The influence of low-power laser energy on red blood cell metabolism and deformability

The aim of this study was to test the hypothesis that exposure of red blood cells (RBC) to low-power laser energy can modulate their metabolism and deformability. The effects of exposure to a He-Ne (lambda = 632.8 nm), GaAlAs (lambda= 780 nm) and GaAs (lambda = 904 nm) lasers have been examined.

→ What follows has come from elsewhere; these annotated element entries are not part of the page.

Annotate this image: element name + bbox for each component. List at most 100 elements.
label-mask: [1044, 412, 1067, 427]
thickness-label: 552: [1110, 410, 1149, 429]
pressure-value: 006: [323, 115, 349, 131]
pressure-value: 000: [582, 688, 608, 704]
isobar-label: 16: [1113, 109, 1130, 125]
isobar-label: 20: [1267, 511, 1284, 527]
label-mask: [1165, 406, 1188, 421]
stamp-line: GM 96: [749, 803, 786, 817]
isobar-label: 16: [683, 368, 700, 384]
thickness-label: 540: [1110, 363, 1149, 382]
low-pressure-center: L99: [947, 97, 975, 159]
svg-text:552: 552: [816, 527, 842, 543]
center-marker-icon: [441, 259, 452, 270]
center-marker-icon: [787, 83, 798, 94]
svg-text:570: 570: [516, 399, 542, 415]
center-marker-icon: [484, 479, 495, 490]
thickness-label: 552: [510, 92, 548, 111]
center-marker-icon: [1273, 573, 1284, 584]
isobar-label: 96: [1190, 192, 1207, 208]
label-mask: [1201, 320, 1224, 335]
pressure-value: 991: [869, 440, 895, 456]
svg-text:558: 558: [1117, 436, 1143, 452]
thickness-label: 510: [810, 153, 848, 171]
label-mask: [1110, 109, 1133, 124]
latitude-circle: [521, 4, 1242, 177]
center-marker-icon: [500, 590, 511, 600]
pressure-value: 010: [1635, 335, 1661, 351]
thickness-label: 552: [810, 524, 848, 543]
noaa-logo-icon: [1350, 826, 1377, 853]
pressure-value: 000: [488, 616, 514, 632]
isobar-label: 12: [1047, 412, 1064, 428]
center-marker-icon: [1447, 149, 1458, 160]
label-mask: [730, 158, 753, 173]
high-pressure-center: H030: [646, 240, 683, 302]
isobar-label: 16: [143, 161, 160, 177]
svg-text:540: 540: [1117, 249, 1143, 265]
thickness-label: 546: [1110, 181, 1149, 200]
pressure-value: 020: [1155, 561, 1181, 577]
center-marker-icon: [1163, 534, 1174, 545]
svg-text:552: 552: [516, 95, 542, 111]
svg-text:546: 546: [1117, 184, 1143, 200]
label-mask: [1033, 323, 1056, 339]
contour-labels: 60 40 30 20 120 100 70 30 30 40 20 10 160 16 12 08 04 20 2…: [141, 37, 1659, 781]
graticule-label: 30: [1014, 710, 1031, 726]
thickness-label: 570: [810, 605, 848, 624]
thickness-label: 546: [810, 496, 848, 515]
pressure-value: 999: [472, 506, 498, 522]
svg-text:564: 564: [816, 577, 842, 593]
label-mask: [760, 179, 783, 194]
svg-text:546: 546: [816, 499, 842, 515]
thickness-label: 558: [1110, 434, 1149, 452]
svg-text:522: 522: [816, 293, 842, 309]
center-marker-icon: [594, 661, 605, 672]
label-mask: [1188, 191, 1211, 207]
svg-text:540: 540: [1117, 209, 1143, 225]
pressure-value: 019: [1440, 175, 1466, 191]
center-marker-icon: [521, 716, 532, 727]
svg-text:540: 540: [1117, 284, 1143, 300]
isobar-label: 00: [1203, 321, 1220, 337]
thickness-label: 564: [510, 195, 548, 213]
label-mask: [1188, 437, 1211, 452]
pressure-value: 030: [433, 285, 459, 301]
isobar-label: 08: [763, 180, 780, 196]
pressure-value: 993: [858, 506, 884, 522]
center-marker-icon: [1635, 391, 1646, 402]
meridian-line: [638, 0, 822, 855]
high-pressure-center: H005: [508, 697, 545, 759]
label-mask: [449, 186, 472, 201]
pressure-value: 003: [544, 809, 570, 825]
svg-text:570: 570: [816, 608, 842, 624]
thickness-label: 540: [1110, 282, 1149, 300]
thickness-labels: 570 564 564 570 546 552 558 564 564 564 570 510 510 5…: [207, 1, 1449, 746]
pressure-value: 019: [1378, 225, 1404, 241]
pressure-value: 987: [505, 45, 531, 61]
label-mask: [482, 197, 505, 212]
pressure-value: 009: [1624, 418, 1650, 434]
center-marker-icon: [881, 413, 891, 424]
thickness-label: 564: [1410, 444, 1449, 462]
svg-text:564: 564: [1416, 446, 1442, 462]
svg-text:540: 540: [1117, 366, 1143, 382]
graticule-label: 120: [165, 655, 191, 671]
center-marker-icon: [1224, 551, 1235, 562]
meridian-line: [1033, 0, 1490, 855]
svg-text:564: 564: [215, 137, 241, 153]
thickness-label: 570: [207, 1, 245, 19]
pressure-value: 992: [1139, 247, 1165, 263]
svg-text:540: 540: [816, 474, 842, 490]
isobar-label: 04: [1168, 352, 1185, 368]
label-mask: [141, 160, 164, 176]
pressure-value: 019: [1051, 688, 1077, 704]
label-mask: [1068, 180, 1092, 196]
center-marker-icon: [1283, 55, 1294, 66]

Red cells diluted to a hematocrit of 45% were incubated in a humidified atmosphere of 95% air and 5% CO2 at 37degrees, and exposed to three different laser beams held 5 cm from the target area to yield a spot surface area of 2 CM2. Three red cell suspensions belonging to the experimental groups were treated with each laser beam by 5, 15 and 30 minutes, respectively. The temperature was constant during the exposure's time. Three control suspensions of RBC were kept for the same time as sham-irradiated groups. The erythrocyte elongation index (EEI) was evaluated using a Rheodyn SSD (Myrene, Roetgen, Germany). The enzyme activities of glucose-6-phosphate clehydrogenase (G-6-PD), glutathione peroxidase (GSH-Px) and glutathione reductase (GR) were assayed in each sample spectrophotometrically. Adenosine triphosphate (ATP) and diphosphoglicerate (2,3-DPG) levels were also assessed. No statistical differences were observed in the erythrocyte elongation index at shear stresses of 0.30, 0.60, 1.20, 3.00, 6.00, 12.00, 30.00 and 60.00 Pa after being irradiated for 5 and 15 minutes as compared to not irradiated ones. At 30.00 and 60.00 Pa a decrease (p < 0.03 and p < 0.05, respectively) in EEI has been observed after 30 min exposure to all three wavelengths of laser light when compared to the control. The antioxidant enzyme activities showed no significant changes following 5, 15 and 30 min of irradiation by all three laser wavelengths laser tested. Similarly, erythrocyte organic phosphate levels (ATP and 2,3-DPG) showed no significant changes following treatment by laser radiation. This study revealed that the low-power laser 632.8, 780 and 904 nm wavelengths have little biological effects on red blood cells in vitro.